Çay demlenirken etrafı toparlamaya başladı. Küçücük evinde fazla eşyası yoktu. Dağınık da sayılmazlardı. Gülfem takıntılı derecede temiz sayılabilirdi. İşlerini bitirdiğinde çayı da demlenmişti. Dilruba'yı da kaldırdıktan sonra kahvaltılarını yaptılar. Gülfem biraz acele ediyordu. Vakit kaybetmeden kahvaltı etmeli ve ardından iş için çıkmalıydı.

"Kuzum ben çıkıyorum. Dikkat et olur mu?"

"Tamam ablacım. Sen beni merak etme. Asıl sen dikkat et kendine. Allah'a emanet ol." Gülfem kardeşini kucaklayıp çıktı evden. Hava hâlâ aydınlanmamıştı. Saat 07:30'a geliyordu. Sokaklarda kimsecikler görünmüyordu. Hızlı adımlarla sabah, akşam inip çıktığı yokuştan inmeye başladı.

"Gülfem günaydın kız," adını duyması ile duraksadı. Arkasını döndü ve kendisine doğru gelen kadına karşılık verdi.

"Günaydın Melek."

"Kız ne soğuk var bugün. Yeminle nefesim dondu," kat kat bürünmüş haliyle komik dursa da Gülfem ifadesini bozmadan onayladı kadını.

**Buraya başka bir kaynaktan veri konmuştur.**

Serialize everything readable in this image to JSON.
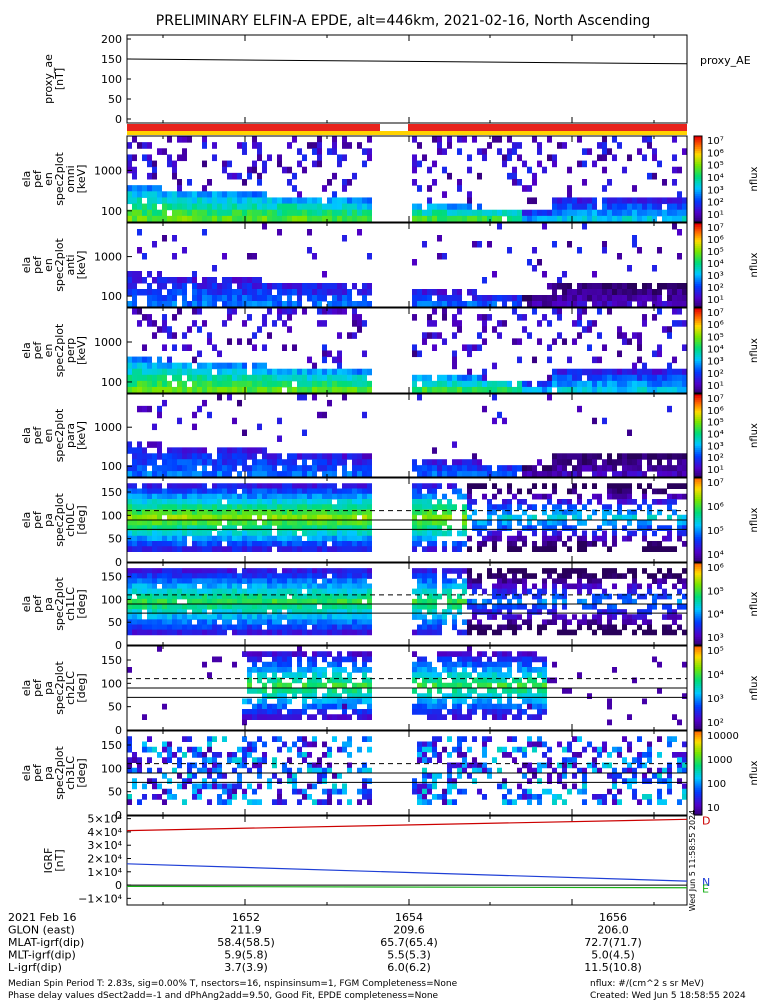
{
  "title": "PRELIMINARY ELFIN-A EPDE, alt=446km, 2021-02-16, North Ascending",
  "colors": {
    "orbit_bar": "#e8231c",
    "orbit_gap": "#ffd200",
    "igrf_D": "#cc0000",
    "igrf_N": "#1f3fd6",
    "igrf_E": "#18b018"
  },
  "chart_data": [
    {
      "type": "line",
      "panel": "proxy_ae",
      "ylabel_lines": [
        "proxy_ae",
        "[nT]"
      ],
      "yticks": [
        "200",
        "150",
        "100",
        "50",
        "0"
      ],
      "ylim": [
        -10,
        210
      ],
      "legend": "proxy_AE",
      "series": [
        {
          "name": "proxy_AE",
          "x": [
            0,
            1
          ],
          "y": [
            150,
            138
          ]
        }
      ]
    },
    {
      "type": "heatmap",
      "panel": "en_omni",
      "ylabel_lines": [
        "ela",
        "pef",
        "en",
        "spec2plot",
        "omni",
        "[keV]"
      ],
      "yticks": [
        "1000",
        "100"
      ],
      "yscale": "log",
      "colorbar": {
        "label": "nflux",
        "ticks": [
          "10⁷",
          "10⁶",
          "10⁵",
          "10⁴",
          "10³",
          "10²",
          "10¹"
        ]
      }
    },
    {
      "type": "heatmap",
      "panel": "en_anti",
      "ylabel_lines": [
        "ela",
        "pef",
        "en",
        "spec2plot",
        "anti",
        "[keV]"
      ],
      "yticks": [
        "1000",
        "100"
      ],
      "yscale": "log",
      "colorbar": {
        "label": "nflux",
        "ticks": [
          "10⁷",
          "10⁶",
          "10⁵",
          "10⁴",
          "10³",
          "10²",
          "10¹"
        ]
      }
    },
    {
      "type": "heatmap",
      "panel": "en_perp",
      "ylabel_lines": [
        "ela",
        "pef",
        "en",
        "spec2plot",
        "perp",
        "[keV]"
      ],
      "yticks": [
        "1000",
        "100"
      ],
      "yscale": "log",
      "colorbar": {
        "label": "nflux",
        "ticks": [
          "10⁷",
          "10⁶",
          "10⁵",
          "10⁴",
          "10³",
          "10²",
          "10¹"
        ]
      }
    },
    {
      "type": "heatmap",
      "panel": "en_para",
      "ylabel_lines": [
        "ela",
        "pef",
        "en",
        "spec2plot",
        "para",
        "[keV]"
      ],
      "yticks": [
        "1000",
        "100"
      ],
      "yscale": "log",
      "colorbar": {
        "label": "nflux",
        "ticks": [
          "10⁷",
          "10⁶",
          "10⁵",
          "10⁴",
          "10³",
          "10²",
          "10¹"
        ]
      }
    },
    {
      "type": "heatmap",
      "panel": "pa_ch0",
      "ylabel_lines": [
        "ela",
        "pef",
        "pa",
        "spec2plot",
        "ch0LC",
        "[deg]"
      ],
      "yticks": [
        "150",
        "100",
        "50",
        "0"
      ],
      "ylim": [
        0,
        180
      ],
      "colorbar": {
        "label": "nflux",
        "ticks": [
          "10⁷",
          "10⁶",
          "10⁵",
          "10⁴"
        ]
      }
    },
    {
      "type": "heatmap",
      "panel": "pa_ch1",
      "ylabel_lines": [
        "ela",
        "pef",
        "pa",
        "spec2plot",
        "ch1LC",
        "[deg]"
      ],
      "yticks": [
        "150",
        "100",
        "50",
        "0"
      ],
      "ylim": [
        0,
        180
      ],
      "colorbar": {
        "label": "nflux",
        "ticks": [
          "10⁶",
          "10⁵",
          "10⁴",
          "10³"
        ]
      }
    },
    {
      "type": "heatmap",
      "panel": "pa_ch2",
      "ylabel_lines": [
        "ela",
        "pef",
        "pa",
        "spec2plot",
        "ch2LC",
        "[deg]"
      ],
      "yticks": [
        "150",
        "100",
        "50",
        "0"
      ],
      "ylim": [
        0,
        180
      ],
      "colorbar": {
        "label": "nflux",
        "ticks": [
          "10⁵",
          "10⁴",
          "10³",
          "10²"
        ]
      }
    },
    {
      "type": "heatmap",
      "panel": "pa_ch3",
      "ylabel_lines": [
        "ela",
        "pef",
        "pa",
        "spec2plot",
        "ch3LC",
        "[deg]"
      ],
      "yticks": [
        "150",
        "100",
        "50",
        "0"
      ],
      "ylim": [
        0,
        180
      ],
      "colorbar": {
        "label": "nflux",
        "ticks": [
          "10000",
          "1000",
          "100",
          "10"
        ]
      }
    },
    {
      "type": "line",
      "panel": "igrf",
      "ylabel_lines": [
        "IGRF",
        "[nT]"
      ],
      "yticks": [
        "5×10⁴",
        "4×10⁴",
        "3×10⁴",
        "2×10⁴",
        "1×10⁴",
        "0",
        "−1×10⁴"
      ],
      "ylim": [
        -15000,
        52000
      ],
      "side_label": "Wed Jun  5 11:58:55 2024",
      "series": [
        {
          "name": "D",
          "x": [
            0,
            1
          ],
          "y": [
            41000,
            49500
          ]
        },
        {
          "name": "N",
          "x": [
            0,
            1
          ],
          "y": [
            16000,
            3000
          ]
        },
        {
          "name": "E",
          "x": [
            0,
            1
          ],
          "y": [
            -1000,
            -2000
          ]
        }
      ]
    }
  ],
  "orbit_table": {
    "rows": [
      [
        "2021 Feb 16",
        "1652",
        "1654",
        "1656"
      ],
      [
        "GLON (east)",
        "211.9",
        "209.6",
        "206.0"
      ],
      [
        "MLAT-igrf(dip)",
        "58.4(58.5)",
        "65.7(65.4)",
        "72.7(71.7)"
      ],
      [
        "MLT-igrf(dip)",
        "5.9(5.8)",
        "5.5(5.3)",
        "5.0(4.5)"
      ],
      [
        "L-igrf(dip)",
        "3.7(3.9)",
        "6.0(6.2)",
        "11.5(10.8)"
      ]
    ]
  },
  "footer": {
    "left1": "Median Spin Period T: 2.83s, sig=0.00% T, nsectors=16, nspinsinsum=1, FGM Completeness=None",
    "left2": "Phase delay values dSect2add=-1 and dPhAng2add=9.50, Good Fit, EPDE completeness=None",
    "right1": "nflux: #/(cm^2 s sr MeV)",
    "right2": "Created: Wed Jun  5 18:58:55 2024"
  }
}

"İşler nasıl? Alışabildin mi bari?" Gülfem ellerini cebinden çıkarmadan kadının adımlarına ayak uydurarak yürümeye başladı. Melek ile buraya taşınmalarının ikinci haftasında tanışmışlardı. Melek bir alt sokaklarında oturuyordu. Tıpkı onun gibi erken yaşta evlendirilmiş, kocası hapse girince tek çocukla kalakalmıştı. Senelerce kocasını beklemiş, kocası ise içerden çıktığında da Melek'i boşayıp başkası ile evlenmişti. Melek bu durumu anlatırken mutlu görünüyordu. Ona göre kurtulmuş, kendi yolunu çizmek için kocası ona hediye vermişti. 'Deselerdi ki Melek kocan sana sürpriz yapacak vallahi inanmazdım. Adam içerden çıktı bir ay sonra boşadı beni. Hayatıma girdiği günden beri ilk defa işime yaradı godoş. Belki seninki de seni boşar," demişti. Gülfem gerçekleri elbette anlatmamıştı, anlatmayı da düşünmüyordu zaten. Sadece gülümsemekle yetindi.

"Alıştım Melek. Doğduğun yer değil, doyduğun yerdir vatanın demişler. İnsanoğlu nelere alışmıyor ki, buna da alışmayalım."

"Doğru söylüyorsun kız. Bak ne diyeceğim sana. Gittiğin evlerde dikkat et ha. Geçen bizim kızlar konuşurken duydum evlere gizli kamera yerleştirip, görüntülerini çekiyorlarmış." Gülfem en çok da bundan korkuyordu. O yüzden iş yaparken kendini kasmaktan bitap düşüyordu. Bu zamana kadar başına bir şey gelmese de duydukları ürpermesine yetiyordu.